Virada amarga e o desabafo do comandante
A noite de quarta-feira tinha tudo para ser de festa para o povo cruzmaltino. Mas o que começou como um sonho no Paraguai terminou em pesadelo. Após a dolorida derrota de virada para o Olimpia pela Copa Sul-Americana, nosso técnico Renato Gaúcho, que não pôde ficar à beira do campo por uma suspensão da Conmebol, usou as redes sociais para colocar o dedo na ferida e explicar o que aconteceu.
Para o comandante do Gigante da Colina, a história do jogo tem um divisor de águas claro: a expulsão de um dos nossos guerreiros. Em suas palavras, o time estava controlando a situação, mesmo sob a pressão inicial dos paraguaios.
“Sofremos uma pressão muito grande do Olímpia, mas a equipe soube suportar bem o momento do jogo. Conseguimos fazer o gol e estávamos bem na partida”, analisou Renato. “Infelizmente tivemos uma expulsão, e com um jogador a menos ficou muito difícil aguentar a pressão até o fim. O Olímpia conseguiu a virada”, lamentou o treinador. É de cortar o coração, mas é a pura verdade. Jogar com um a menos no caldeirão deles é missão quase impossível.
Do céu ao inferno: o filme do jogo
Quem assistiu à partida sentiu na pele a montanha-russa de emoções. O Vascão, com a raça que lhe é peculiar, aguentou o bombardeio inicial no Defensores del Chaco. E como o futebol recompensa os valentes, fomos nós que abrimos o placar. Cuesta, nosso zagueiro-artilheiro, balançou as redes e encheu a torcida vascaína de esperança. Parecia que a classificação antecipada viria.
Mas o destino, às vezes, é cruel com o Almirante. O cenário mudou da água para o vinho com a expulsão do nosso jogador João Victor Fonseca. A partir daí, o que se viu foi um massacre. Com um homem a mais, o Olimpia cresceu e partiu para cima com tudo. A virada foi uma consequência dolorosa, com os gols de Mateo Gamarra, Sebástian Ferreira e Sandoval selando nossa derrota.

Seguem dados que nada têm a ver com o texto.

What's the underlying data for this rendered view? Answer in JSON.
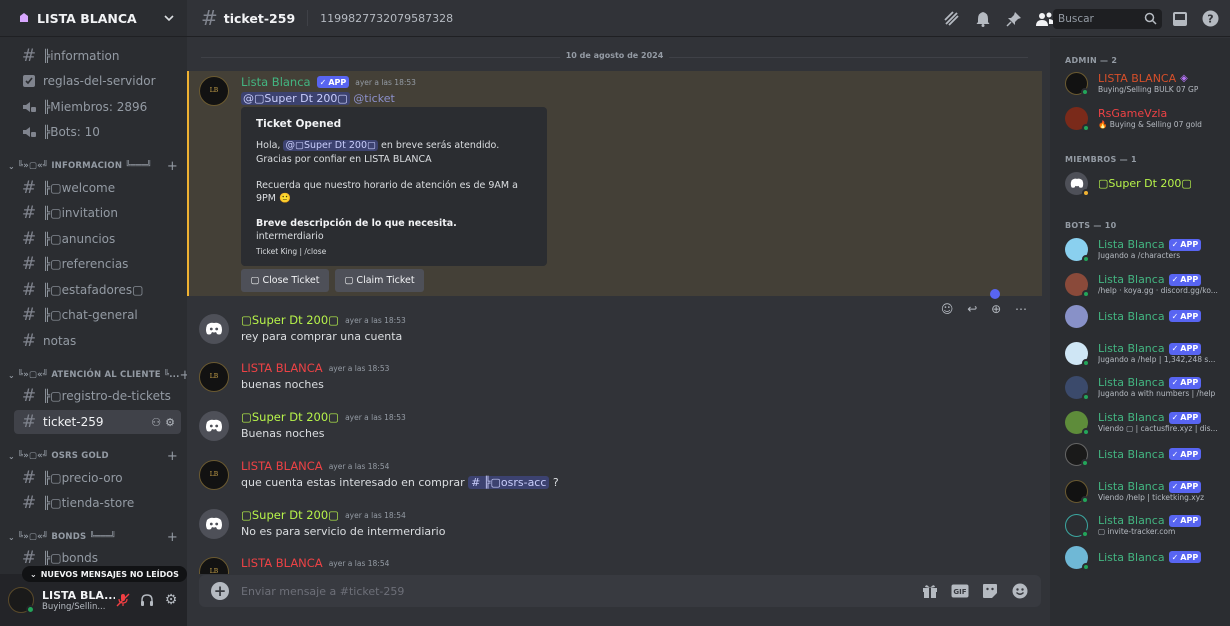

Não dá para culpar os que ficaram. Lutaram até o fim, mas a desvantagem numérica foi fatal. Uma noite para esquecer, mas que serve de lição para a sequência da temporada.
E agora, Gigante? A situação na Sul-Americana
O tropeço no Paraguai custou caro. Muito caro. Perdemos a chance de ouro de encaminhar a classificação e, para piorar, agora não dependemos mais apenas das nossas próprias forças para garantir o primeiro lugar do grupo na competição continental.
A estrada ficou mais difícil, mais tortuosa. Agora é hora de juntar os cacos, levantar a cabeça e lutar com ainda mais força nas próximas batalhas. O Gigante da Colina é forjado na adversidade, e não será essa derrota que irá nos derrubar. A torcida que nunca abandona seguirá apoiando, como sempre fez.
Ficha técnica da batalha em Assunção
Para quem não acompanhou ou quer relembrar os detalhes desta noite sofrida, aqui está a ficha completa da partida.
- Competição: Copa Sul-Americana
- Data e Horário: Quarta-feira, 20 de maio de 2026, às 19h (de Brasília)
- Local: Estádio Defensores del Chaco, em Assunção (PAR)
- Arbitragem: Wilmar Roldán (COL), auxiliado por Alexander Guzman (COL) e Sebastian Vela (COL). VAR: David Rodríguez (COL).
- Gols: Cuesta (VAS); Mateo Gamarra (OLI), Sebástian Ferreira (OLI) e Sandoval (OLI)
- Cartões Amarelos: Avellar (VAS), Tchê Tchê (VAS), Hugo Moura (VAS); Alex Franco (OLI), Bentaberry (OLI)
- Cartões Vermelhos: João Victor Fonseca (VAS) e Marcelo Salles (Técnico-VAS)
Escalação do Vasco da Gama:
- Léo Jardim; João Vitor Fonseca, Cuesta, Lucas Freitas e Avellar (Samuel); Hugo Moura, Ramon Rique (Walace Falcão) e Tchê Tchê; Nuno Moreira (Matheus França), Marino (JP) e David (Brenner).
Escalação do Olimpia:
- Olveira; Cáceres, Bentaberry, Mateo Gamarra e Alan Rodríguez; Alfaro, Alex Franco (Lezcano) e Quintana; Fernando Cardozo (Alfonso), Delmás (Sandoval) e Alcaraz.
Seguimos na luta. Porque ser Vasco é isso: cair, levantar e continuar acreditando. Sempre. Vamos subir, Vascão!